There’s not been a lot of horticultural goings on in this blog lately because there hasn’t been a great deal of it going on in my life. A short while back I mentioned that my gardening mojo had returned from wherever it had vanished to, and this was clearly tempting fate, because as I said in my last blog post I’ve had a sequential series of illnesses.

This has meant that I have done very little beyond getting some seeds started. More concerned with trying to get well again, this has not bothered me anywhere near as much as the amount of work I have backing up, but it has been lurking at the back of my mind.

Lurking is probably a good word because my main horticultural concern is the amount of crap I’m going to get from the Site Stasi waiting in ambush down the allotment. You might think “Oh but they’ll understand if you say you’ve been ill for a month”. I should coco. I can guarantee I’ll be getting grief. If I’d broken both legs, I’d expect to be greeted with a derisive comment along the lines of “Couldn’t be bothered to get down her on crutches then?”

I had an idea of getting round this by using my rotavator. In hindsight this was probably a touch optimistic as the thing hadn’t been used for six, maybe seven years. But in the past fresh petrol and a clean of the plug has normally worked. Now I’m not normally a fan of rotavating, I don’t think it helps soil structure, the worms in it, or anything else apart from chopping up and helping propagate any weeds that may be present. Which is why mine has lain unused for so long.
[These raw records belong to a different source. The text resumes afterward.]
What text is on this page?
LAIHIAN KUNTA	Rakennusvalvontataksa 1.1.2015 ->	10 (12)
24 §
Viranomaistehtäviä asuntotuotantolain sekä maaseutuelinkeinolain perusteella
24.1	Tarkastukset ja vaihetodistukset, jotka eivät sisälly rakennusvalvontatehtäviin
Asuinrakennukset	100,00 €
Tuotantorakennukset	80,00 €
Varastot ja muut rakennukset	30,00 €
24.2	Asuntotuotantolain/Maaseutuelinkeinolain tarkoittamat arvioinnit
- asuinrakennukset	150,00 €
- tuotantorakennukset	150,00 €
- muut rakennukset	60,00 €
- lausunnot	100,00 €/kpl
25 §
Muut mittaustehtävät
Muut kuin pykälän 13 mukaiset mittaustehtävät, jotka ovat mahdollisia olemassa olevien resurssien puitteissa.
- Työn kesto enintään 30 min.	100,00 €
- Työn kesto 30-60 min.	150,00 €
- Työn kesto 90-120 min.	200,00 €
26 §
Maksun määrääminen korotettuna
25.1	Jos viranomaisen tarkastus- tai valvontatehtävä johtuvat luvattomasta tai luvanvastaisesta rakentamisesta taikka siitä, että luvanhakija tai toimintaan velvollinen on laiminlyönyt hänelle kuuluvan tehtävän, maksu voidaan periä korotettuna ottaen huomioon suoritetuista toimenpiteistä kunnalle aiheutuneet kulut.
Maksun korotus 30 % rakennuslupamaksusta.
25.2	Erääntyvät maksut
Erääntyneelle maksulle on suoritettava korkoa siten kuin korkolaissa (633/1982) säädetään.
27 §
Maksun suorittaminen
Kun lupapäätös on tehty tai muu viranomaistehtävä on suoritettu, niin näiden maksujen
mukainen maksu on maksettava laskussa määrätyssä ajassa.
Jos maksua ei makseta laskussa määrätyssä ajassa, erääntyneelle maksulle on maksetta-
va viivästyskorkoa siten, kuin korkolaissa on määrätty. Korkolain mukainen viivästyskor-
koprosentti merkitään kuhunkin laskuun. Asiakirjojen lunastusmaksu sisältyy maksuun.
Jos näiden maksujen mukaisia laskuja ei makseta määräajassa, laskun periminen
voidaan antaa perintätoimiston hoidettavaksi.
As to the question of why do I have one in the first place? Well the answer to that is simple – it was free. the thing is with rotavators, they are a quick fix. And it was a quick fix I was needing. So I dragged it from the shed, drained the petrol from that tank and put fresh in. But even though it had been kept in warm dry conditions it wouldn’t start. Taking the plug out and giving it a clean I then left it for a while to allow the engine to dry out from all the petrol flooding it, before trying again.

Still no joy.

Time to get serious.

So I stripped of the casing with the starting cord, and after some banging and swearing removed the flywheel so that I could clean the points before putting it all back together. Still no luck. In the bright sunlight it was impossible to see whether there was any kind of spark.

At this point LB demanded help with the large mudpie that for some reason needed to be transferred into a plastic bottle, so I gave up for the day.

Later, after dusk I came out and gave the engine a couple of spins, and in the half light could see that there was a weak and intermittent spark. The next morning I took a good look at the spark plug and discovered that the core electrode was moving around. “Great”, I thought, “a new spark plug and away we go”. Actually what I thought was “Bugger, I’m going to have to go and get a new spark plug now”.

Getting one wasn’t that easy and meant sending the OH off to a village garden machinery shop, which did result in a new spark plug, but also the word ‘tosser’ and the phrases ‘never again’ and ‘irritating dimwit who tried to show off his knowledge of small machinery’.

Anyway I got the plug. “All down hill from here”, I thought.

Fit the plug, start the rotavator, then take it down the allotment, get the plot dug, planted and the job’s a good’un.

There was a small problem with this plan.

Even with the new plug I can’t get a spark.